Please run your jobs inside these limits. If you need more resources, you will use public queues (short, mid, long, longer).

AI Partition User Limits: 

GPU Limit (max 8 GPU/user and max 8 jobs/user) : Please use max 8 GPU while working in AI partition. Max job number is limited to 8 jobs with one GPU each.

CPU Limit (max 5cores/GPU, total max 40cores/user): Please use max 5cores per GPU. Max core limit is 40cores per user.

Memory Limit (max 200GB/user): Max memory limit is set to 200GB. If you need more than this limit, contact to hpc-support@ku.edu.tr.

Time Limit ( max 7days): Max time limit is 7 days.

 

 Important Notes:

*You can run your current script in public queues by just changing following parameters.

 

Jobscript for AI Partition Jobscript for public queues
#SBATCH –qos=ai

#SBATCH –account=ai

#SBATCH –partition=ai

#SBATCH –time=1-0

#SBATCH –qos=users

#SBATCH –qos=users

#SBATCH –partition=mid

#SBATCH –time=1-0

 

Please check sample job scripts(/kuacc/jobscripts) and kuacc documents.

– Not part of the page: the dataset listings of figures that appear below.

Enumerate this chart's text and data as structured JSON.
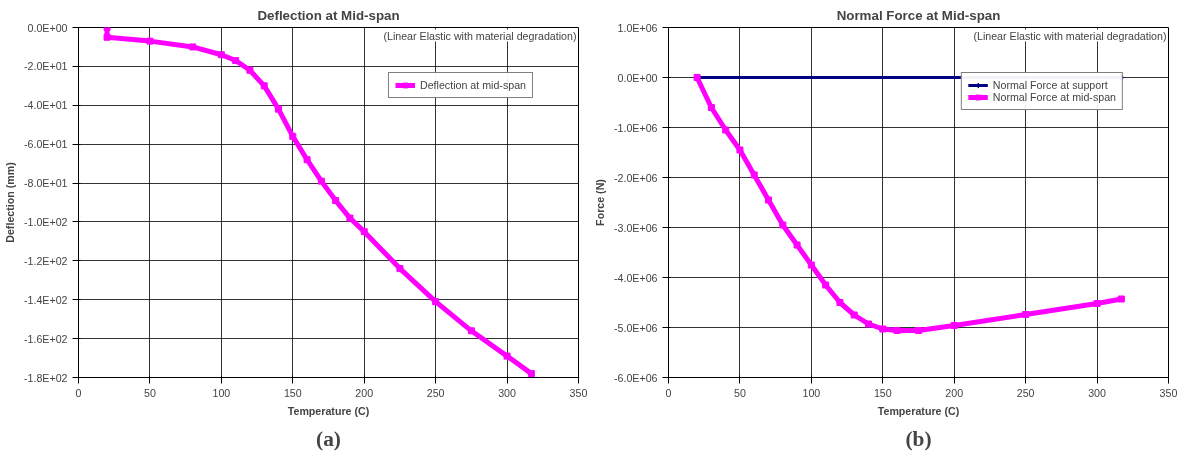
{
  "chart_data": [
    {
      "type": "line",
      "title": "Deflection at Mid-span",
      "xlabel": "Temperature (C)",
      "ylabel": "Deflection (mm)",
      "annotations": [
        "(Linear Elastic with material degradation)",
        "(a)"
      ],
      "xlim": [
        0,
        350
      ],
      "xticks": [
        0,
        50,
        100,
        150,
        200,
        250,
        300,
        350
      ],
      "ylim": [
        -180,
        0
      ],
      "yticks": [
        {
          "value": 0,
          "label": "0.0E+00"
        },
        {
          "value": -20,
          "label": "-2.0E+01"
        },
        {
          "value": -40,
          "label": "-4.0E+01"
        },
        {
          "value": -60,
          "label": "-6.0E+01"
        },
        {
          "value": -80,
          "label": "-8.0E+01"
        },
        {
          "value": -100,
          "label": "-1.0E+02"
        },
        {
          "value": -120,
          "label": "-1.2E+02"
        },
        {
          "value": -140,
          "label": "-1.4E+02"
        },
        {
          "value": -160,
          "label": "-1.6E+02"
        },
        {
          "value": -180,
          "label": "-1.8E+02"
        }
      ],
      "grid": true,
      "legend": "top right",
      "marker": "square",
      "series": [
        {
          "name": "Deflection at mid-span",
          "color": "#ff00ff",
          "x": [
            20,
            20,
            50,
            80,
            100,
            110,
            120,
            130,
            140,
            150,
            160,
            170,
            180,
            190,
            200,
            225,
            250,
            275,
            300,
            317
          ],
          "values": [
            0,
            -5,
            -7,
            -10,
            -14,
            -17,
            -22,
            -30,
            -42,
            -56,
            -68,
            -79,
            -89,
            -98,
            -105,
            -124,
            -141,
            -156,
            -169,
            -178
          ]
        }
      ]
    },
    {
      "type": "line",
      "title": "Normal Force at Mid-span",
      "xlabel": "Temperature (C)",
      "ylabel": "Force (N)",
      "annotations": [
        "(Linear Elastic with material degradation)",
        "(b)"
      ],
      "xlim": [
        0,
        350
      ],
      "xticks": [
        0,
        50,
        100,
        150,
        200,
        250,
        300,
        350
      ],
      "ylim": [
        -6000000,
        1000000
      ],
      "yticks": [
        {
          "value": 1000000,
          "label": "1.0E+06"
        },
        {
          "value": 0,
          "label": "0.0E+00"
        },
        {
          "value": -1000000,
          "label": "-1.0E+06"
        },
        {
          "value": -2000000,
          "label": "-2.0E+06"
        },
        {
          "value": -3000000,
          "label": "-3.0E+06"
        },
        {
          "value": -4000000,
          "label": "-4.0E+06"
        },
        {
          "value": -5000000,
          "label": "-5.0E+06"
        },
        {
          "value": -6000000,
          "label": "-6.0E+06"
        }
      ],
      "grid": true,
      "legend": "top right",
      "series": [
        {
          "name": "Normal Force at support",
          "color": "#000080",
          "marker": "diamond",
          "x": [
            20,
            317
          ],
          "values": [
            0,
            0
          ]
        },
        {
          "name": "Normal Force at mid-span",
          "color": "#ff00ff",
          "marker": "square",
          "x": [
            20,
            30,
            40,
            50,
            60,
            70,
            80,
            90,
            100,
            110,
            120,
            130,
            140,
            150,
            160,
            175,
            200,
            250,
            300,
            317
          ],
          "values": [
            0,
            -600000,
            -1050000,
            -1450000,
            -1950000,
            -2450000,
            -2950000,
            -3350000,
            -3750000,
            -4150000,
            -4500000,
            -4750000,
            -4930000,
            -5030000,
            -5060000,
            -5060000,
            -4960000,
            -4740000,
            -4520000,
            -4430000
          ]
        }
      ]
    }
  ]
}
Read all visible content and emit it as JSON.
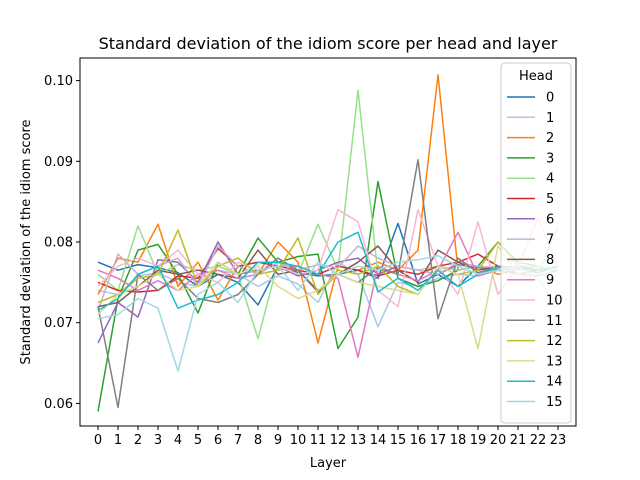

*Please define gpu type and partition in your jobscripts while working at public queues. Please check usage of constraint and gresparameters in KUACC documents.

For T4,

  #SBATCH --gres=gpu:tesla_t4:1

or

  #SBATCH --constraint=tesla_t4

 

For tesla_v100, (use both)

 

#SBATCH --gres=gpu:tesla_v100:1
#SBATCH --constraint=ai

*Default memory in cluster was decreased to 4096MB. Please use mem or mem-per-cpu parameters if you need more memory instead of increasing core number.

#SBATCH --mem=100G

*In public queues, your job will be requeued due to interruption privilege. While running jobs in public queues, please make sure your code saves it state regularly and starts from last saved state if it is restarted.

*There are 80 Tesla T4, 12 Tesla K80 and 32 Tesla V100 gpus. If your code can run on Tesla T4 or Tesla K80 gpus, please prefer these gpus and don’t run your code on Tesla V100 gpus.